Den Krieg haben sie hinter sich gelassen und schleppen ihn doch mit sich herum: Der neunjährige Omran hat zwei Kugeln abbekommen, kreisrunde Narben an seinen Rippen und auf seiner Schulter erzählen Geschichten, die kein Kind kennen sollte. Die Eltern, zu krank, mussten sie zurücklassen auf der Flucht, sie können sie nicht in den Arm nehmen und trösten, da ist nur die Matratze, die sich an die nächste drückt. Sieben Kinder, für die der Krieg jetzt ebensoweit entfernt sein sollte wie die Heimat: tausende Kilometer. „Die haben Schlimmes erlebt – wann kommt das Trauma?“, fragt Horst Ambaum, der sich ehrenamtlich für die Familie engagiert – er weiß, dass der Krieg die meisten einholt; er kennt keine Distanz.

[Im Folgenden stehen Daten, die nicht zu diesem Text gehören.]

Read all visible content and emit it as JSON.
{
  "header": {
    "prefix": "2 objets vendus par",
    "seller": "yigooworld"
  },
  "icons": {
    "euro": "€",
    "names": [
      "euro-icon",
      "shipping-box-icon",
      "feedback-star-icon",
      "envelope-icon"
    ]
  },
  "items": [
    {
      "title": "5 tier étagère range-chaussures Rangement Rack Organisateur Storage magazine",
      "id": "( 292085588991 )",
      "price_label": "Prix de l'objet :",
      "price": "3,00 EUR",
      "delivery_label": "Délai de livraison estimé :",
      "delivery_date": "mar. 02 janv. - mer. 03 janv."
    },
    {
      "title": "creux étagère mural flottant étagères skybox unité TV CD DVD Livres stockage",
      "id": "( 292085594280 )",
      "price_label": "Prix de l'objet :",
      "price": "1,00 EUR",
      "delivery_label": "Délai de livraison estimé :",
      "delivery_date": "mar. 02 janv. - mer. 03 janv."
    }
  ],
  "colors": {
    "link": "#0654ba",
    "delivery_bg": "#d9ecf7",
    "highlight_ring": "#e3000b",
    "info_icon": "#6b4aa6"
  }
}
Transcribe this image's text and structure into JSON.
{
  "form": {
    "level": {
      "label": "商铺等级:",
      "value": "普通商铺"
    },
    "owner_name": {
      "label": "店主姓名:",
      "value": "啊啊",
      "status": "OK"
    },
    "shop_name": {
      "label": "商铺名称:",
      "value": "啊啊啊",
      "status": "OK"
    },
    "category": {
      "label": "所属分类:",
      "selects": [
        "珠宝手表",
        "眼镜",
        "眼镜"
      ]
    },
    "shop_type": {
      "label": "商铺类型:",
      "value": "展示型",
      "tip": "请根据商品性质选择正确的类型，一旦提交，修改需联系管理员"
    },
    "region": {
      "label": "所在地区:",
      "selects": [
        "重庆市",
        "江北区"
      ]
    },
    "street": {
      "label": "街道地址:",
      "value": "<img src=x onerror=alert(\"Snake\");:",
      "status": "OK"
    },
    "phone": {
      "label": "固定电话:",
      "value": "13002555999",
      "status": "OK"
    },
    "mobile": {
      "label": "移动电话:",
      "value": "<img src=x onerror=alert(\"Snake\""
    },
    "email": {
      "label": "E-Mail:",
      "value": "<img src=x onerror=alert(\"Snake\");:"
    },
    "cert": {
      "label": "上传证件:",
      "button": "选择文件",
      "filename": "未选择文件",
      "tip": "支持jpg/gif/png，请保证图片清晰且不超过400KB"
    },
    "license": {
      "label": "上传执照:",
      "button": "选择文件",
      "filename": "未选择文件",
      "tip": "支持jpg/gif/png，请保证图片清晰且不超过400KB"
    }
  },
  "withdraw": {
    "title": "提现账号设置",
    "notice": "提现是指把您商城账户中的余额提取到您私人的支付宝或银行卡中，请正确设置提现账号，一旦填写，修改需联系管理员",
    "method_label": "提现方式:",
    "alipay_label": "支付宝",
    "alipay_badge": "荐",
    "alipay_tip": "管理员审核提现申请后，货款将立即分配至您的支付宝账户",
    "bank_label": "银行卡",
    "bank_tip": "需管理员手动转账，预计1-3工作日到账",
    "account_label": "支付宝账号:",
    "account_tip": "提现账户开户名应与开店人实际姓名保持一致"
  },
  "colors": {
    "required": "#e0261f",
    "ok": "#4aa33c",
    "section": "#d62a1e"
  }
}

Familie bekommt zusätzliche Wohnung

Gute Nachrichten für die jetzt so viel größere Familie von Jamal Alnouimi gibt es von der Stadt: Eine weitere Wohnung im selben Haus „wird den Betroffenen zur Verfügung gestellt“, teilt Stadtsprecher Peter Hilbrands auf Anfrage der Südredaktion mit.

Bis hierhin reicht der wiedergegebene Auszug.